With the recent Ebola epidemic in West Africa reviving interest in the first outbreak of the deadly hemorrhagic fever 40 years ago, scientists led by Dr. Joel Breman of the Fogarty International Center at the National Institutes of Health have released a report highlighting lessons learned from the smaller, more quickly contained 1976 outbreak.
"Key to diagnosis in 1976 was the relatively quick clinical recognition of a severe, possibly new disease by national authorities," according to Breman and his co-authors. "International notification and specimen provision occurred within five weeks from onset of the first cases; this did not occur in the 2013-2016 epidemic, when the delay was over three months."
The report, published in The Journal of Infectious Diseases, identifies an adult male who was hospitalized in late August 1976 at Yambuku Mission Hospital in the Democratic Republic of Congo (DRC)--known as Zaire at the time--as the first Ebola patient. It describes how "several dozen patients...developed a similar febrile hemorrhagic syndrome and died in about one week, as did many of their contacts."
A month after "patient zero" was hospitalized, blood taken from a Belgian midwife-nun who had contracted the virus was sent to Belgium for analysis. Within days of the nun's death, the area where the outbreak was occurring was placed under quarantine and Yambuku Hospital was shut down on the advice of Zairean, Belgian and French health officials.

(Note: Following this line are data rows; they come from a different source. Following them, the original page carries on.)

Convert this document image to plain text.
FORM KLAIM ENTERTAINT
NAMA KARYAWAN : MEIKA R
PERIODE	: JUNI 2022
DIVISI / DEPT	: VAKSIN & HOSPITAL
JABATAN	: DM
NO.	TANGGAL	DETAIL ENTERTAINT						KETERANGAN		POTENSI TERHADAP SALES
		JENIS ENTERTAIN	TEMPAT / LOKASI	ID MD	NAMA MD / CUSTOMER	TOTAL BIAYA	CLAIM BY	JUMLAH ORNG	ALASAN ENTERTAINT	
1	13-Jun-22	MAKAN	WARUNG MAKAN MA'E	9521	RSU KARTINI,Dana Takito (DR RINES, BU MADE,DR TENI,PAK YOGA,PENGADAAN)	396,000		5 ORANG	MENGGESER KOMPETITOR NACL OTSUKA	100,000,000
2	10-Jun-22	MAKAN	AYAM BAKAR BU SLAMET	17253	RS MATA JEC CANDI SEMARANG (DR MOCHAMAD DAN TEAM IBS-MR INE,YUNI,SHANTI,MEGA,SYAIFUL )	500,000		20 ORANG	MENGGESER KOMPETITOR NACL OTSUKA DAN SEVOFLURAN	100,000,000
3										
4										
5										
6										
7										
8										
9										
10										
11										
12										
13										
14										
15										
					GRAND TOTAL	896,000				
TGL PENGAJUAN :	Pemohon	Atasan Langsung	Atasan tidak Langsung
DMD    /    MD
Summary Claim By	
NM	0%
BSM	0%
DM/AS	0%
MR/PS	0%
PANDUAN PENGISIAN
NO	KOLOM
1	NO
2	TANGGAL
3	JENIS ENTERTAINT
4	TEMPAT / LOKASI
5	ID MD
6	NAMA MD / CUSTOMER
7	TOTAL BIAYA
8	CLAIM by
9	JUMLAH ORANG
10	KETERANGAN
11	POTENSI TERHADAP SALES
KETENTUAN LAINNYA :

In total, there were 318 cases of Ebola in 1976 and 280 deaths in an outbreak that lasted less than 11 weeks. In the recent West Africa outbreak, there were 11,310 deaths out of nearly 29,000 cases, and the epidemic lasted more than two years--almost 10 times as long as in 1976. The death rate in 1976--88 percent--was much higher than in the recent outbreak in Liberia, Guinea and Sierra Leone--around 50 percent.
The report also tries to settle the debate over who "discovered" the Ebola virus in 1976. Local Zairean, Belgian and French doctors and health officials were the first to see and assess patients in Yambuku, while the Institute of Tropical Medicine in Antwerp, Belgium, received the first Ebola specimens and recovered what they called "a Marburg-like virus." However, it was the Centers for Disease Control and Prevention in the United States that identified and recognized a new, unknown virus that fulfilled the criteria for discovery of a new virus, according to the report.
Researchers give specific credit to Drs. Patricia Webb, James Lange and Karl Johnson, of the CDC's Special Pathogens Branch.
As for what carried the virus into DRC in the first place, investigators in Zaire determined at the time by questioning community leaders, people recovering from Ebola and the families of 1976 victims about their contact with animals that bats were not the vector. However, in the 40 years since the first Ebola outbreak, fruit bats have been found to be probable reservoirs for filoviruses--the type that causes Ebola--and the Ebola genome and antibodies have been found in bat and rodent species in East and West Africa.
More extensive preparations, including improved screening capabilities, are needed to detect and manage future outbreaks promptly, the scientists recommend. Primary prevention through strengthened prediction models, detection, response, control mechanisms, and international cooperation and coordination are essential for all countries in Africa and elsewhere where Ebola and new and re-emergent pathogens are sure to surface again.